Playbook Objectives:
- To develop and validate a comprehensive cyber threat intelligence (CTI) program.
- To simulate realistic attack scenarios for improving the threat detection and response capabilities of the organization.
- To increase the awareness and preparedness of the security team in identifying and mitigating advanced persistent threats.
- To refine the processes and technologies used to collect, analyze, and disseminate threat intelligence.
Difficulty Level:
- Advanced
Scenario:
- In this exercise, we will focus on a high-profile financial services company named “Global Finance Inc.” which has recently been the target of increasingly sophisticated cyber-attacks. The company has recognized the need for an actionable and effective CTI program to protect its vast network and sensitive customer data from future threats.
- Company Overview: Global Finance Inc. is an international financial firm with headquarters in New York City, providing services in investment banking, asset management, and retail banking.

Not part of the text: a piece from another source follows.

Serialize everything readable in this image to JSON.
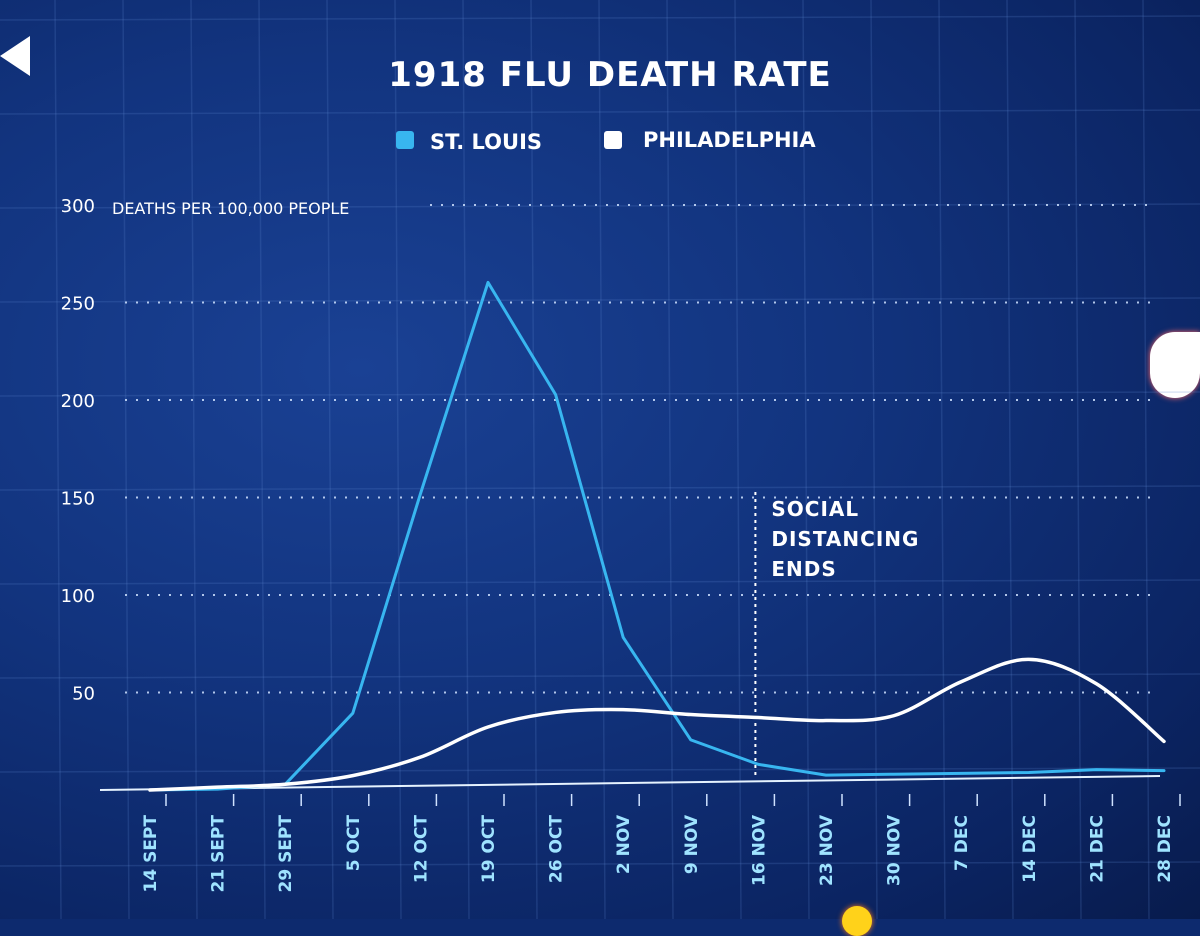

It operates a multi-layered network infrastructure with several data centers across the globe, interconnected by a mix of private and public cloud services.
- Key Players: CEO: Johnathan Swift CTO: Emily Rogers CISO: Derek Yung Threat Intelligence Lead: Sofia Ramirez
- The team at Global Finance Inc. has outlined concerns after witnessing an uptick in reconnaissance activities on their networks. They fear a looming cyber-assault which could cripple their operations and cause irreparable damage to their reputation.

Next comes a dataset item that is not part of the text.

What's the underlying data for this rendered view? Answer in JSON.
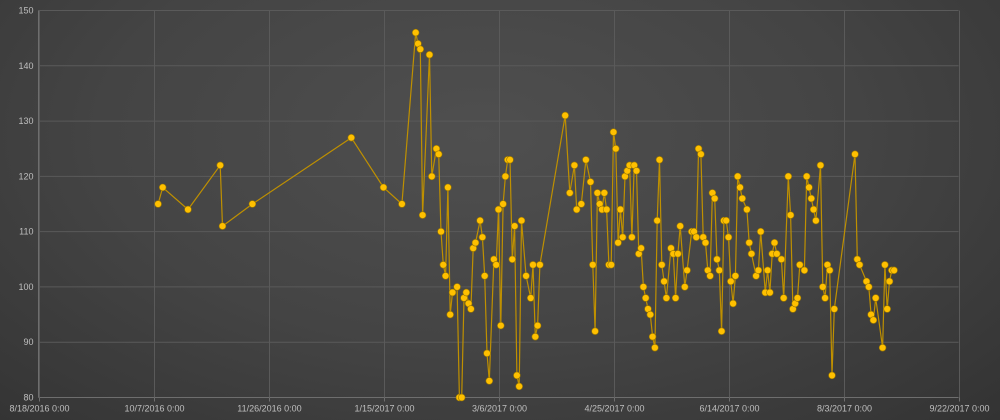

- The CISO, Derek Yung, aware of the importance of a proactive defense, has mandated the creation of an immersive Cyber Range exercise to establish a robust CTI program that continuously evolves based on the latest threat intelligence. The playbook will aim to ensure real-time threat detection and swift incident response by dissecting a simulated but realistically crafted advanced persistent threat (APT) attack.
Category:
- Cyber Threat Intelligence (CTI)
Exercise Attack Steps:
- Reconnaissance:
- Attackers profile the company, identifying key personnel and network information through social engineering and network scanning.
- A phishing campaign is launched aiming to compromise an employee’s credentials within the financial department.
- Initial Compromise:
- A successful spear-phishing email tricks an employee into downloading malicious software disguised as a legitimate financial report.
- The malware establishes a foothold on the employee’s computer, allowing for persistent access.
- Establishing Presence:
- The threat actors escalate their privileges using discovered vulnerabilities within the outdated systems deployed on the employee’s network segment.
- They establish a backdoor for continued access and exfiltration of data.
- Exploration & Pivoting:
- With the foothold secured, attackers begin lateral movement across the network, probing for high-value targets, such as servers containing customer financial data.
- Network traffic is closely monitored by attackers to avoid detection and establish patterns for evasion.
- Data Harvesting:
- Financial databases are accessed, and sensitive information is identified for extraction.
- Custom encryption is used by attackers to exfiltrate the data undetected.
- Covering Tracks:
- Attackers aim to erase logs and use anti-forensics techniques to obscure their presence and activities within the network.
- A distraction is created using a DDoS attack on the company’s public-facing services to divert the security team’s attention.
- Exit Strategy:
- The APT group prepares for withdrawal, leaving behind a few stealthy backdoors for future accesses.
- A time bomb is set to delete certain traces of their activities upon a final command.